Faith Healer is about storytelling; the stories we tell other people and the ones we tell ourselves. Frank Hardy (Colin Friels) is the spiritual magician of the title, a travelling salesman of the soul. He positions himself and his talent between the extremes of genuine seer and outright conman, and the play never lets us settle on either interpretation. In fact, this idea of interpretation, of the ways in which individual truths can differ and still be true, lies at the heart of the piece.
Frank is the showman, but his wife – or is it mistress? – Grace (Alison Whyte) and manager Teddy (Paul Blackman) are the backbone and casual whipping posts of his talent and its falling off. Vehemently alcoholic, darkly suspicious and inconsistent, Frank drives through their lives like a careening lorry. It’s awful, but also enlightening; the sense that he enriches as well as obliterates is one of the great ambivalences in the text.
The play is technically made up of separate monologues, the actors never appearing together on stage, but the effect is quite different: Friel’s textual resonances, his subtle but unmistakable variations from account to account, build a palpable sensation of dialogue, an interconnectivity that simultaneously belies and enforces each character’s testimony. Are Grace and Frank husband and wife, as she and Teddy claim? Who exactly was responsible for the choice of ‘The Way You Look Tonight’ as a warm up song? More disturbingly, what exactly took place in that pub in Ballybeg and how does it relate to the miracle in a Welsh village years before? Time and place shift disconcertingly, uncannily, just as they do in real life.
Judy Davis directs with excoriating precision: no movement, no sweep of an arm or thrust of a pelvis, is wasted or accidental. The performances she elicits, as a result, are positively statuesque. Whyte is at the height of her emotional powers as an actor, and her Grace is delicately wracked and broken, leaning in to a final resolution she can’t quite bring herself to make. Blackwell, who took over the role of Teddy at short notice (from Pip Miller, who was in the premiere season at Belvoir St in Sydney), is wonderfully blithe and poignant as the man caught in the pincer of professionalism and intimacy. Friels, as the slowing heartbeat of the play, is nothing short of revelatory; charismatic and cruel in equal measure, he never lets us settle on a single aspect of the role. The melancholy and the spark, the narcissism and the terror, electrify his whole being. He manages to hit the high tragedy of Friel’s prose without in any way sacrificing the squalor running underneath. It’s far and away the best thing the Sumner theatre has seen him do.
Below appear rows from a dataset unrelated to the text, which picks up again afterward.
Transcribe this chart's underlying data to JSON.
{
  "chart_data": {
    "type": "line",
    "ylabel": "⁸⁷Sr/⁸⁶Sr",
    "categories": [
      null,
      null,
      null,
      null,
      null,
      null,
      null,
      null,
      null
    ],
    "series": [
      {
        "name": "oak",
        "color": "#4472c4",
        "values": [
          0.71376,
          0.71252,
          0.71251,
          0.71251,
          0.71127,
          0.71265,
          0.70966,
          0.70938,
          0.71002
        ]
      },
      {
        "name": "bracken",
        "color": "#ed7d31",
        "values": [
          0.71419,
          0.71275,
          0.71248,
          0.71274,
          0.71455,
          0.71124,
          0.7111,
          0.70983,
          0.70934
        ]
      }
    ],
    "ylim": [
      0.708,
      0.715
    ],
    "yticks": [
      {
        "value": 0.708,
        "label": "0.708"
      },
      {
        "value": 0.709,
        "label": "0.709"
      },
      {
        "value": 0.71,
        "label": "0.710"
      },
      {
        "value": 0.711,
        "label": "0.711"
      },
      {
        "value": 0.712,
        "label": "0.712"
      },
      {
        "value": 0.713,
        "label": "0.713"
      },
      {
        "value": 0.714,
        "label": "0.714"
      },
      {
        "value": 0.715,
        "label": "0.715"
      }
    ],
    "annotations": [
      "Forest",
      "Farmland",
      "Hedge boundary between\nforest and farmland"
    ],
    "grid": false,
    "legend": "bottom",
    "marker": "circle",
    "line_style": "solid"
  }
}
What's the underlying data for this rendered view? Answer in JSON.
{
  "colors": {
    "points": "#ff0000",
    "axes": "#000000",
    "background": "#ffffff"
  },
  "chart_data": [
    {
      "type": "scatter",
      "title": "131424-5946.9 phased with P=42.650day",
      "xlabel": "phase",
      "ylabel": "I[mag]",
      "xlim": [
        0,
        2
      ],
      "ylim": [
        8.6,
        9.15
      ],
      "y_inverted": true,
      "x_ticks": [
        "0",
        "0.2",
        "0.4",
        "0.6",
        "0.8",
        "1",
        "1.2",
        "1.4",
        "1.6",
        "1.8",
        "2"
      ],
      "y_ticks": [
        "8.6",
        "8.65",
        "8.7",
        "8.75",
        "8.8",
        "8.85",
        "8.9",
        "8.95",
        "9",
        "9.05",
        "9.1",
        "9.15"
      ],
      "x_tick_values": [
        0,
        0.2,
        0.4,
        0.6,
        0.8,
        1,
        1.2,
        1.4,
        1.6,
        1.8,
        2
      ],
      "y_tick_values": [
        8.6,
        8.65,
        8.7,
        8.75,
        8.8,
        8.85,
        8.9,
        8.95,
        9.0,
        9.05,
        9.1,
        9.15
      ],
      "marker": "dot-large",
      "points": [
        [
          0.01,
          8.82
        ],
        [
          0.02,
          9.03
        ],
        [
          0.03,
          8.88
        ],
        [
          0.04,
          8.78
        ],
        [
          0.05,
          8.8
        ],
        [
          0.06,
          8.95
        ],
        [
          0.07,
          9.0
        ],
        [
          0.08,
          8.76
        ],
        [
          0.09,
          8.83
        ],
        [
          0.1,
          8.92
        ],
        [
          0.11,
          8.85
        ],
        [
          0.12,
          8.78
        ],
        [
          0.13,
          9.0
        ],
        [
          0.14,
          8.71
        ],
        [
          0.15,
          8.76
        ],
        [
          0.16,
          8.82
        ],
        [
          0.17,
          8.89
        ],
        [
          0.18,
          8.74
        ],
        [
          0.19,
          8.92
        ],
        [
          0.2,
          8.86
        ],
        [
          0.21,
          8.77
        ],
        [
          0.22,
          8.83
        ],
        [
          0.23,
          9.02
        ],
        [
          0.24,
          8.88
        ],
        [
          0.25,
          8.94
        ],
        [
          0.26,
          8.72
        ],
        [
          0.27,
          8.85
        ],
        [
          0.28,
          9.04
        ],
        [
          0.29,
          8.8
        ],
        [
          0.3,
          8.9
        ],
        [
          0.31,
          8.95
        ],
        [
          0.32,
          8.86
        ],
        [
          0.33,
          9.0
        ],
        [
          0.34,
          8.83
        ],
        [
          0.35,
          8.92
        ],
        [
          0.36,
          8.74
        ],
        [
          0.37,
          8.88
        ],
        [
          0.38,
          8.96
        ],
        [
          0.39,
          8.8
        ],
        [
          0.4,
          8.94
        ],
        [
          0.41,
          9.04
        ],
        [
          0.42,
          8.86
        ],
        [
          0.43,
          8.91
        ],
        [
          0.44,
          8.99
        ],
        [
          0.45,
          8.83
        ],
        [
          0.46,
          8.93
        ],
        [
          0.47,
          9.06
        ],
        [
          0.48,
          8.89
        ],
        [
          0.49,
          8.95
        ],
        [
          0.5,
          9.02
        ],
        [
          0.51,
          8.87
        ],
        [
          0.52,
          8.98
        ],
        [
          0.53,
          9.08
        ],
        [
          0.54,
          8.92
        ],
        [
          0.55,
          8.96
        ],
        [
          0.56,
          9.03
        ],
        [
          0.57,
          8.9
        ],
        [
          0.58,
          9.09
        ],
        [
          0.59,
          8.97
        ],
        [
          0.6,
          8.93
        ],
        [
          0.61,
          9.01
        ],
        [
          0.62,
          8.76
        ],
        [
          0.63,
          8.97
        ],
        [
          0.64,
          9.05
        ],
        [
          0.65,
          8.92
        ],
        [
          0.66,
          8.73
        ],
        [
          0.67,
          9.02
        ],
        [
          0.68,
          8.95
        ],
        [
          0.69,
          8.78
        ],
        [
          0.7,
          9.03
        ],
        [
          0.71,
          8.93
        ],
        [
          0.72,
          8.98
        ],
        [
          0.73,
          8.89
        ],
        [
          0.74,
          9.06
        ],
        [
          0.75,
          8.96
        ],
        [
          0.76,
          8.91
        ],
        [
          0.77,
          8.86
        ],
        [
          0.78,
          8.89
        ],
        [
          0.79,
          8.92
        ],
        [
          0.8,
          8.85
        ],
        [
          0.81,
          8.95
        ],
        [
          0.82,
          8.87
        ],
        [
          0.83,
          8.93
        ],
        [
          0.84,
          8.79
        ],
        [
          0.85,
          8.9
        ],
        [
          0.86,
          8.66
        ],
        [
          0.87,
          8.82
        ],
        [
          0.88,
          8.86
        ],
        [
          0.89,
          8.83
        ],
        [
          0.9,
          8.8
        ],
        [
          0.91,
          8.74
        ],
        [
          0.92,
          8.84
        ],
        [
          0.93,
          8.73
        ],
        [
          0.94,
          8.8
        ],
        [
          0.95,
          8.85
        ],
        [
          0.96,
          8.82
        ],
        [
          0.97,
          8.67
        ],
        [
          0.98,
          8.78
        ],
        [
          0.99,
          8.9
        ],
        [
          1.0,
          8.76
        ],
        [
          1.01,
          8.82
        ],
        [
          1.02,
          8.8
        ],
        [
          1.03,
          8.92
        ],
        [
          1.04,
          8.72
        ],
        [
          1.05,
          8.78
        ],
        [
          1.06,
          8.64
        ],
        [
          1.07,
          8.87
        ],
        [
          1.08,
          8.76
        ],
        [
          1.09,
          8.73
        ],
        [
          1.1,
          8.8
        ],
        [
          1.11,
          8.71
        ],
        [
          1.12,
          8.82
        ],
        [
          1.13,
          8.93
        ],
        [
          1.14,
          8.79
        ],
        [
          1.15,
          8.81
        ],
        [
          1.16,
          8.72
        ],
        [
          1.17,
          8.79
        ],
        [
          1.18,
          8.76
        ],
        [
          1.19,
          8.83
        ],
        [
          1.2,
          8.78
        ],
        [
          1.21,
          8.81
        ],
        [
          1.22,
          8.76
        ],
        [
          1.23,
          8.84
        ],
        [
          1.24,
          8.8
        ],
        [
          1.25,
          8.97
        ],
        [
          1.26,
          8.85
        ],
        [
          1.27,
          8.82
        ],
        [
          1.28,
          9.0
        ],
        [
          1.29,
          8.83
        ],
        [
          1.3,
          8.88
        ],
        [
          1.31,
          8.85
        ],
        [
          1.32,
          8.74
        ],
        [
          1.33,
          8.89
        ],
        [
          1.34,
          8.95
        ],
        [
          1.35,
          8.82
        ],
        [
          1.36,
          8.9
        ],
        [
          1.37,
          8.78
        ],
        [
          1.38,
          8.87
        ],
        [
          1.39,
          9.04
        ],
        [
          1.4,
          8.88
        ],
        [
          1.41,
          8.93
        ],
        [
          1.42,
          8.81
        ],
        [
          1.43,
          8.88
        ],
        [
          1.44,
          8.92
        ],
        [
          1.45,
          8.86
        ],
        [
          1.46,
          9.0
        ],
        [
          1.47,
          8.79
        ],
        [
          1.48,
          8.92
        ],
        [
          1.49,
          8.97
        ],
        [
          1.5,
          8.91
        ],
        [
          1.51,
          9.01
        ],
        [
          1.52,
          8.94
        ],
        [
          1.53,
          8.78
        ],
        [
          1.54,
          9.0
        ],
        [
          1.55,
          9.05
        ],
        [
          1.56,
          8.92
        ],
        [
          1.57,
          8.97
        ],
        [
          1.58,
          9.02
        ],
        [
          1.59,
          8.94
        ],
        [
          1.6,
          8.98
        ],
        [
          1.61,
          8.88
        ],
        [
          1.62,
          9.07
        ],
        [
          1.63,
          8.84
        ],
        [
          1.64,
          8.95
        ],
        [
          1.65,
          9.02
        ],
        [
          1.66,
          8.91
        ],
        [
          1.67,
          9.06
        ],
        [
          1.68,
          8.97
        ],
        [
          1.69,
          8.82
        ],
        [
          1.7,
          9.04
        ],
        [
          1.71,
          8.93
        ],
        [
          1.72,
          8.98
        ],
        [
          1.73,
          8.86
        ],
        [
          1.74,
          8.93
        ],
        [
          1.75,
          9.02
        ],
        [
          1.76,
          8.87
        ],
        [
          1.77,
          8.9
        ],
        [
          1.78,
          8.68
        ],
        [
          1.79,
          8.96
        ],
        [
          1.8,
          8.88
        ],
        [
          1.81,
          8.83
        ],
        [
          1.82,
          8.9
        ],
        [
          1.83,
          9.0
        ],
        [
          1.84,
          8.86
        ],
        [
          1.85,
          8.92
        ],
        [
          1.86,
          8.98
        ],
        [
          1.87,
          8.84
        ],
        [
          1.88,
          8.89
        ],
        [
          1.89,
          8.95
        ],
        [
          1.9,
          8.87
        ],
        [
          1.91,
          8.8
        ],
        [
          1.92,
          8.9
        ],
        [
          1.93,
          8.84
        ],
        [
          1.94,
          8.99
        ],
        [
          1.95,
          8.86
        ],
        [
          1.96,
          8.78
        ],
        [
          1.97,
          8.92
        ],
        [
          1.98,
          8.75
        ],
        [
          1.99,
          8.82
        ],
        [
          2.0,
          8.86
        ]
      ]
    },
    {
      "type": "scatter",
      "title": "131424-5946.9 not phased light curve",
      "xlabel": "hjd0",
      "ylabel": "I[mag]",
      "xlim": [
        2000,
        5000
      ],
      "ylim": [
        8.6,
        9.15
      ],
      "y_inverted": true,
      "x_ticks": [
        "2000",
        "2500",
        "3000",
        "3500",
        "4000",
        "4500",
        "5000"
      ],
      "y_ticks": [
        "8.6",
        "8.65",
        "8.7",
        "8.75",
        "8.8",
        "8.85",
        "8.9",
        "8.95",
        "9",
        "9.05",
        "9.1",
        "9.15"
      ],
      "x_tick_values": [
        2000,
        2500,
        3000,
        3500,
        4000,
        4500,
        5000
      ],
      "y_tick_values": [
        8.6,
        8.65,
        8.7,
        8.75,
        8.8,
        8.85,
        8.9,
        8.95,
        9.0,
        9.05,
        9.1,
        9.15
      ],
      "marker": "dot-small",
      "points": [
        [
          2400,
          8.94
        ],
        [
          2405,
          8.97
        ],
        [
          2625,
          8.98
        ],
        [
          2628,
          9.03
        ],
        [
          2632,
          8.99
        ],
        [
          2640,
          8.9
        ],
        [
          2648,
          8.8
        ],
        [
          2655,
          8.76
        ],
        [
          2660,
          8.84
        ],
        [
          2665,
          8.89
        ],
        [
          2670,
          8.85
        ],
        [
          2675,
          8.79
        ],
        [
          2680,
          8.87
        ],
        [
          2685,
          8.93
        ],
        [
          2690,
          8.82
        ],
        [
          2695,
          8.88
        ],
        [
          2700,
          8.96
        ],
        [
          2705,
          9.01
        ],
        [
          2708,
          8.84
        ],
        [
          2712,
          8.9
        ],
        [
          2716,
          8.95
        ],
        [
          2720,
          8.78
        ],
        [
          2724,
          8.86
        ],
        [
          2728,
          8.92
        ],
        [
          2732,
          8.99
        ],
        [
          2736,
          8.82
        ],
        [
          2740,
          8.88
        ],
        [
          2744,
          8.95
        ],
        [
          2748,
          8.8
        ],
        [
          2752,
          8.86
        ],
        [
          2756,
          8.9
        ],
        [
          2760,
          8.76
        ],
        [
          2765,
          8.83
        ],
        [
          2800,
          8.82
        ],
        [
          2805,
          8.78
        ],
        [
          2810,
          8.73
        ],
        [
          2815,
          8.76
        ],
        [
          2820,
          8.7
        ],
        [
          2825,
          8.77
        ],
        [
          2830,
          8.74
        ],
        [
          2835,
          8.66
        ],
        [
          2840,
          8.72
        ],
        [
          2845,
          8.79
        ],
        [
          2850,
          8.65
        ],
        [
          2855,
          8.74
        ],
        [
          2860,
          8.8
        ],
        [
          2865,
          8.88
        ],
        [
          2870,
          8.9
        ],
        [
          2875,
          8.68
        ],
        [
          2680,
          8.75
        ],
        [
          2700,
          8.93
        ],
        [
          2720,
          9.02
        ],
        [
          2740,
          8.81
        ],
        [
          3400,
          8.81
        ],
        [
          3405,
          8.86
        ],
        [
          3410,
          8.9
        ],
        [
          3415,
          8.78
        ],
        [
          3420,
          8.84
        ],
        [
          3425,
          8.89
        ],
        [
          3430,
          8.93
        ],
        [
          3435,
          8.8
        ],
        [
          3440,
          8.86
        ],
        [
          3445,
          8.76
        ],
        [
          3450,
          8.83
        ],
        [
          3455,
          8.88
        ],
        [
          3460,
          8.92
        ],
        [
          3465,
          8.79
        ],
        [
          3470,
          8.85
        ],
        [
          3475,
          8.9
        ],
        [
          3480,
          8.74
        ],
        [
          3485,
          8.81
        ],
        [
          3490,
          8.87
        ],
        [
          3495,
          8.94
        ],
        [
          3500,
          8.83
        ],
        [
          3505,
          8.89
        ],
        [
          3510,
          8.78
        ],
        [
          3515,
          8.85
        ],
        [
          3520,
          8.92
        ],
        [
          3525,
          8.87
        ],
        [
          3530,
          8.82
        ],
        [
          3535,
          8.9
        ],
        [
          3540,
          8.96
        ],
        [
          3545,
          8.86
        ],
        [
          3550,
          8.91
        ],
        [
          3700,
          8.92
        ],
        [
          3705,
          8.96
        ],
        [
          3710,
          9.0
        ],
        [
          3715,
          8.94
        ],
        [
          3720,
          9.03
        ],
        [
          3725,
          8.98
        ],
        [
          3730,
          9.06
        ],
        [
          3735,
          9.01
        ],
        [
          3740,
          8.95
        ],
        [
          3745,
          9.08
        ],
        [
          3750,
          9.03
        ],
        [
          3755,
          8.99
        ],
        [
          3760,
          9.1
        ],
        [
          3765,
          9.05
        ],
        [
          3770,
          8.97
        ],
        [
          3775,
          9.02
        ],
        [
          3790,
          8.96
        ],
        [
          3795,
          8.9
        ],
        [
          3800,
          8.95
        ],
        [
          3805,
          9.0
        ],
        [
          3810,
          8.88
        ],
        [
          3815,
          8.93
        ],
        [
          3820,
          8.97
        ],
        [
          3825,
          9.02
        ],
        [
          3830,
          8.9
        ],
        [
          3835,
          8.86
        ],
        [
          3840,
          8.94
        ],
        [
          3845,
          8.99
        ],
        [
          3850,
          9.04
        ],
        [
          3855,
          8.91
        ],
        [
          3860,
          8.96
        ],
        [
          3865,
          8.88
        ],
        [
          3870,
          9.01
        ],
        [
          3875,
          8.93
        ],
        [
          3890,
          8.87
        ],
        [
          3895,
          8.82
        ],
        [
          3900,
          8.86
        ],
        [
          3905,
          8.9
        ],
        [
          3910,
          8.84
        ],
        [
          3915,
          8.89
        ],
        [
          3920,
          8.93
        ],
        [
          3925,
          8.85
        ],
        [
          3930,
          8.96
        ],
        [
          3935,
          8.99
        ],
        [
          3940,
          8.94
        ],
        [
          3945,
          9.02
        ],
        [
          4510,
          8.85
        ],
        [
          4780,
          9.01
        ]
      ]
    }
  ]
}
Brian Friel was one of the last true poets of the theatre; his glorious power with language as an incantatory device has yet to be surpassed. As with Beckett, it’s rare to hear non-Irish actors grapple so confidently with the material. He makes theatre that leaves little room for compromise; Brian Thomson’s spare but beautifully evocative set, Tess Schofield’s precise costumes and Verity Hampson’s delicate lighting design all contribute to an exactitude that the script requires. It may be fashionable to bag the major companies as being out of touch or staid, but theatre this fine, this pulsing and piteous, is worth seeing in anyone’s language.